Chwyciłam jej dłoń i wyszłyśmy przed dom. Z rozbawieniem zapozowałam z nią na spodkach domu by mama mogła zrobić nam ostatnie wspólne zdjęcie przed moim wyjazdem . Jedno poważne a do drugiego skoczyłyśmy jak to miałyśmy w zwyczaju.
Za nim się obejrzałam już siedziałam z nimi w samochodzie zmierzając w stronę lotniska . Droga zajęła nam tyle ile wyliczyłyśmy. By zaoszczędzić sobie kolejnych pożegnań i łez pożegnałam się z nimi przed wejściem na lotnisko. Przez wszystkie procedury przeszłam o dziwo sprawnie i uniknęłam stresu.  Pierwszy lot samolotem. Wielkie przeżycie. I na pewno zapamiętam je na długo. Nie każdy ma okazje siedzieć przy takiej sławie. Wstyd się przyznać nie wiem kim był. Wyłapałam tylko kilka informacji z głośnej rozmowy dwóch podnieconych nastolatek siedzących przed nami. By uniknąć słuchania ich pisków przespałam drugą połowę lotu. Co było również dobrym rozwiązaniem patrząc na to, że kilka najbliższych godzin mam spędzić z Natem. Po spokojnym lądowaniu i  odebraniu bagażu zaczęłam się za nim oglądać.
-Świetnie.

Burknęłam pod nosem zauważając wysokiego i  niestety nieziemsko przystojnego bruneta. Wszystko byłoby dobrze gdyby nie kartka którą wymachiwał jak oszalały. Ludzie śmiali się czytając napis i rozglądali się zaciekawieni. I jak ja mam do niego podejść. Może niezauważona wymknę się z lotniska wezmę taksówkę i pojadę do mieszkania Sophii bez niego. Gdy tylko pokonałam ostatni schodek skręciłam za resztą ludzi starając się wtopić w tłum. Mój niewysoki wzrok a tym momencie okazał się moim sprzymierzeńcem . Wszystko potoczyłoby się dobrze gdyby ten zakapior nie wyłapał mnie wzorkiem.

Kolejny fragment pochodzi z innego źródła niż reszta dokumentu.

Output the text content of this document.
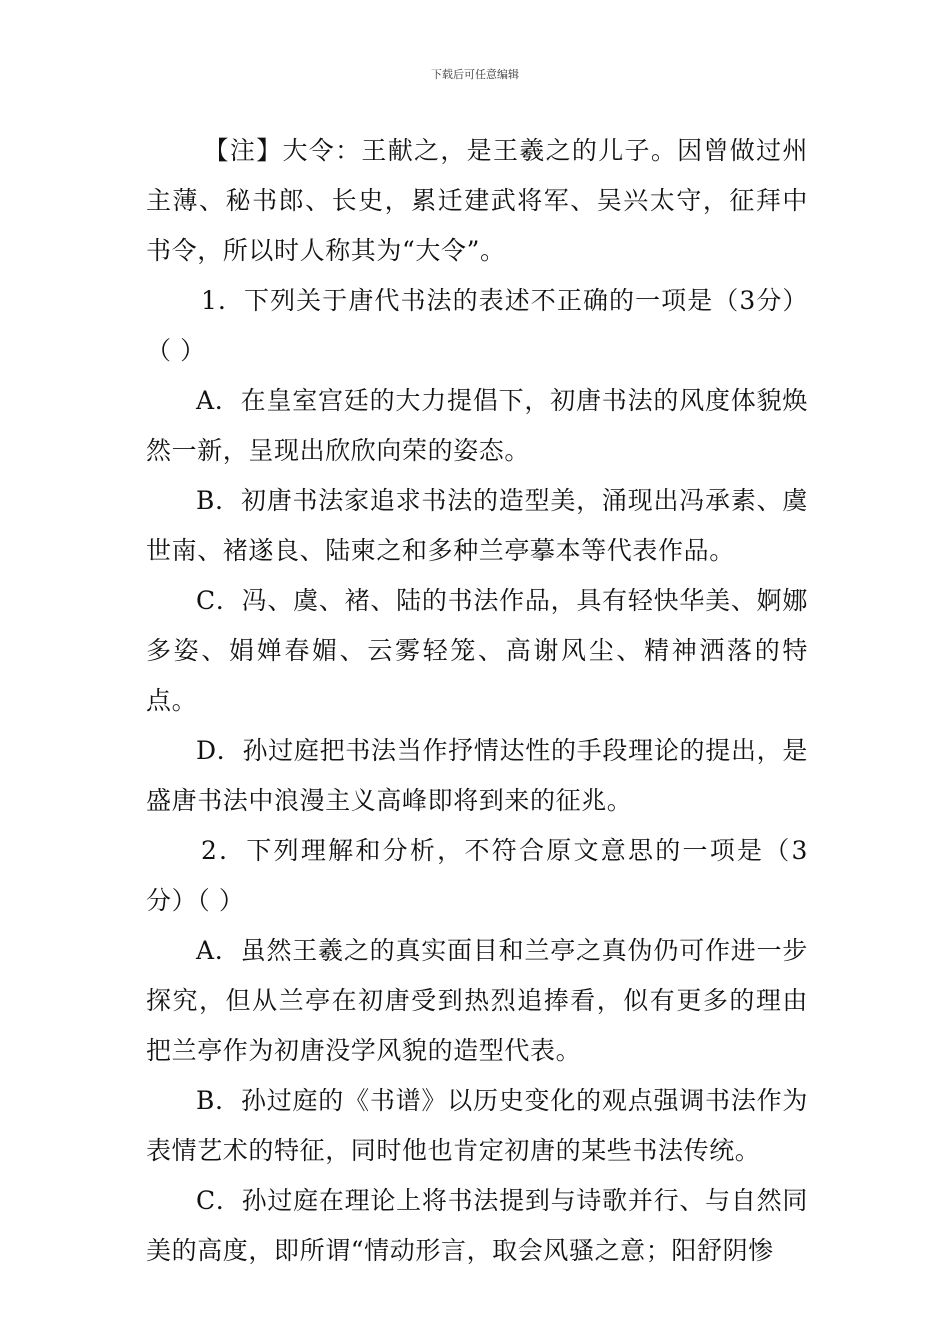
下载后可任意编辑

【注】大令：王献之，是王羲之的儿子。因曾做过州主薄、秘书郎、长史，累迁建武将军、吴兴太守，征拜中书令，所以时人称其为“大令”。

1．下列关于唐代书法的表述不正确的一项是（3分）（ ）

A．在皇室宫廷的大力提倡下，初唐书法的风度体貌焕然一新，呈现出欣欣向荣的姿态。

B．初唐书法家追求书法的造型美，涌现出冯承素、虞世南、褚遂良、陆柬之和多种兰亭摹本等代表作品。

C．冯、虞、褚、陆的书法作品，具有轻快华美、婀娜多姿、娟婵春媚、云雾轻笼、高谢风尘、精神洒落的特点。

D．孙过庭把书法当作抒情达性的手段理论的提出，是盛唐书法中浪漫主义高峰即将到来的征兆。

2．下列理解和分析，不符合原文意思的一项是（3分）（ ）

A．虽然王羲之的真实面目和兰亭之真伪仍可作进一步探究，但从兰亭在初唐受到热烈追捧看，似有更多的理由把兰亭作为初唐没学风貌的造型代表。

B．孙过庭的《书谱》以历史变化的观点强调书法作为表情艺术的特征，同时他也肯定初唐的某些书法传统。

C．孙过庭在理论上将书法提到与诗歌并行、与自然同美的高度，即所谓“情动形言，取会风骚之意；阳舒阴惨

- I jest nasza mała Valerie –krzyknął podchodząc do mnie. Brawo Val jesteś w Nowym Jorku od niecałych dwudziestu minut a już zostałaś ośmieszona – Podoba ci się napis? ‘Hobbit z Salinas’ –wyrecytował głośno zwracając tym na nas uwagę kilku dodatkowych osób.
-Schowaj to pacanie – szarpnęłam za kartkę rozdrażniona. Już się policzę z przyjaciółką.
-Zluzuj mała, jedziemy do domu gdzie zmienisz ciuszki na coś bardziej normalnego..
-Ale..
-I jedziemy do klubu. Mamy co oblewać to raz, dwa  lepiej od razu wprowadzać cię w życie miasta.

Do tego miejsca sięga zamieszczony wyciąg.